In this study of ev-DED patients and healthy controls, we analyzed the cell lineage, viability, apoptosis, death, and cell cycle stage in single samples of BC-collected conjunctival cells. The procedure of BC itself is minimally invasive and caused no detectable harm to the patient. Although they constituted only a small proportion of the total cells recovered by BC, we determined the percentages of intraepithelial B cells, T-helper cells, T-cytotoxic cells, and NK cells. The healthy controls were slightly older than the ev-DED patients; however, this age difference was not high enough to be responsible for the observed immune differences between the two groups. Moreover, the observed values for the younger patients in our study were opposite those expected; thus, age apparently did not interfere with the results. 
Although patients with mild to moderate ev-DED had the same proportion of total IELs as did healthy controls, they had fewer live cells, more apoptotic and dead cells, and fewer proliferating cells than the controls. Treatment with lid hygiene, unpreserved artificial tears, and a 3-week course of topical unpreserved steroids resulted in improved symptoms for approximately 87% of the patients. Treatment also decreased the number of T-helper cells while it increased the T-cytotoxic cells, thus decreasing the CD4/CD8 ratio. Treatment also increased the early apoptosis of less complex cells and caused no changes in the stages of proliferating cells. The dexamethasone-associated decrease of CD4 cells and the increase of CD8 cells and apoptosis has been previously described not only in the mucosal immune system 45,46 but also in the peripheral blood of different animal models 47 and in humans. 48,49  
The apparent contradiction of dexamethasone treatment altering all immune parameters in the opposite direction from healthy subjects is well documented. 45 49 Long-term posttreatment assay will be required to determine whether these parameters return to healthy levels over time. 

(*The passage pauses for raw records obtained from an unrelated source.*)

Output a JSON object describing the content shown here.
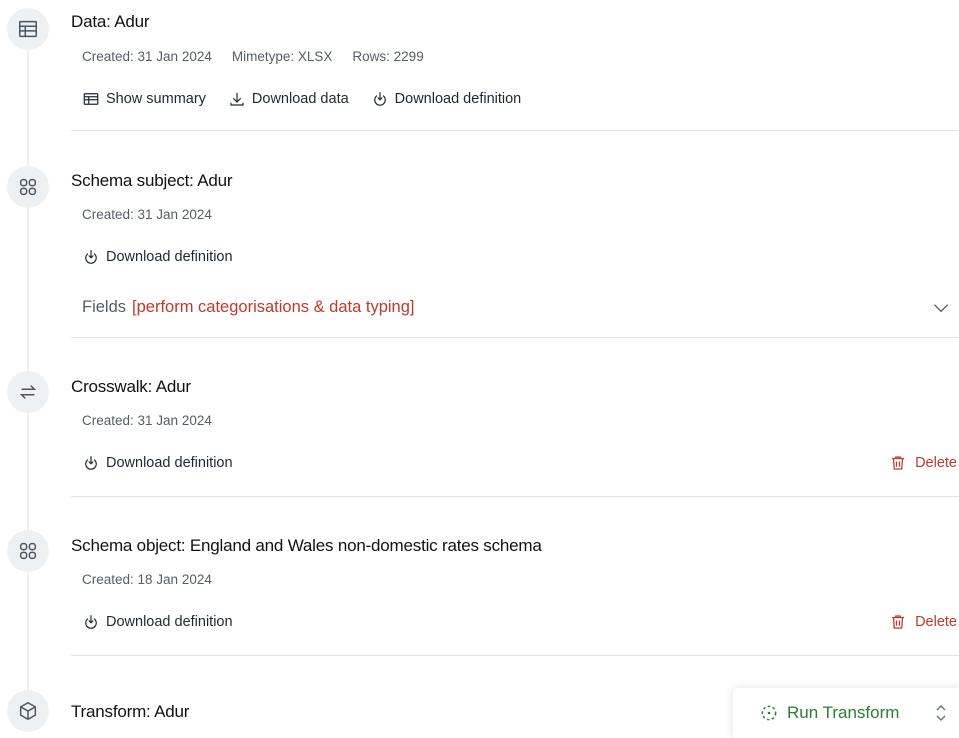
{
  "steps": [
    {
      "icon": "table-icon",
      "title": "Data: Adur",
      "meta": [
        "Created: 31 Jan 2024",
        "Mimetype: XLSX",
        "Rows: 2299"
      ],
      "actions": [
        "Show summary",
        "Download data",
        "Download definition"
      ]
    },
    {
      "icon": "schema-grid-icon",
      "title": "Schema subject: Adur",
      "meta": [
        "Created: 31 Jan 2024"
      ],
      "actions": [
        "Download definition"
      ],
      "fields_label": "Fields",
      "fields_hint": "[perform categorisations & data typing]"
    },
    {
      "icon": "swap-arrows-icon",
      "title": "Crosswalk: Adur",
      "meta": [
        "Created: 31 Jan 2024"
      ],
      "actions": [
        "Download definition"
      ],
      "delete_label": "Delete"
    },
    {
      "icon": "schema-grid-icon",
      "title": "Schema object: England and Wales non-domestic rates schema",
      "meta": [
        "Created: 18 Jan 2024"
      ],
      "actions": [
        "Download definition"
      ],
      "delete_label": "Delete"
    },
    {
      "icon": "cube-icon",
      "title": "Transform: Adur"
    }
  ],
  "run_panel": {
    "run_label": "Run Transform"
  },
  "colors": {
    "danger": "#c0392b",
    "success": "#2e7d32",
    "icon_bg": "#eef1f4",
    "divider": "#e3e6e9"
  }
}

To our knowledge, this is the first exhaustive study that investigates IEL subpopulations within the eye-associated lymphoid tissue. The encountered IEL subsets are different from those described in the gut epithelia. 50 52 Moreover, gut IELs are present in both the small and the large intestine, but their frequencies vary within the gut areas, suggesting a specialized anatomic and divergent immune functionality. 50 More studies must be conducted to elucidate the functional signification of the differences between gut and eye IELs. 
Finally, the viability, the proliferative capacity, and the proportion of large complex cells to small, less complex cells may also serve as diagnostic tools of this particular DED subgroup. Further follow-up of this series, together with more patients, are necessary to confirm these observations. 
As we reported previously, 44 there was a small population of inflammatory CD45+ cells in the conjunctival epithelium of the healthy controls. This is consistent with previous suggestions that a nonpathologic, diffuse lymphoid presence is a regular component of the human conjunctival ocular surface. 53 55 Surprisingly, patients with mild to moderate ev-DED had significantly fewer CD45+ cells than did controls. Based on impression cytology studies, this reduction in conjunctival IELs has also been reported in keratoconjunctivitis sicca patients. 23 The reduction of IELs could be attributed to an increase of lymphocytes within the stroma and not the epithelium. 56,57 In addition, there may be a reduction of healthy regulatory cells in disease conditions that were not analyzed by the antibodies used in this study. 58,59 Finally, the loss of CD45 cells could be the result of apoptosis as occurs in the epithelial cells during tissue reorganization associated with the inflammatory DED environment. 11,26  
No studies using BC samples have been published that describe the conjunctival inflammatory status of ev-DED patients. In aqueous-deficient DED, which is usually more severe, the conjunctival epithelium sampled by impression cytology exhibits increased numbers of inflammatory markers compared with normal eyes. 17,22,24 Similar to our own findings, Baudouin et al. 23 reported a significantly lower percentage of CD45-expressing cells in aqueous-deficient DED patients than in healthy controls. They attributed that finding to the conjunctival impression cytology technique that collects only the more superficial conjunctival cells, unlike BC, which collects deeper cells. 43,60,61 Conjunctival impression cytology excludes basal cells of the epithelium and the stroma, whereas theoretically there are higher proportions of proinflammatory lymphocytes, such as Th1 and Th17 cells, secreting the corresponding cytokines. 57 We believe, therefore, that the severity and type of DED, evaporative versus aqueous deficient, may account for regional differences both in the type of IEL infiltration and in the expression of inflammation markers by the surrounding epithelium. 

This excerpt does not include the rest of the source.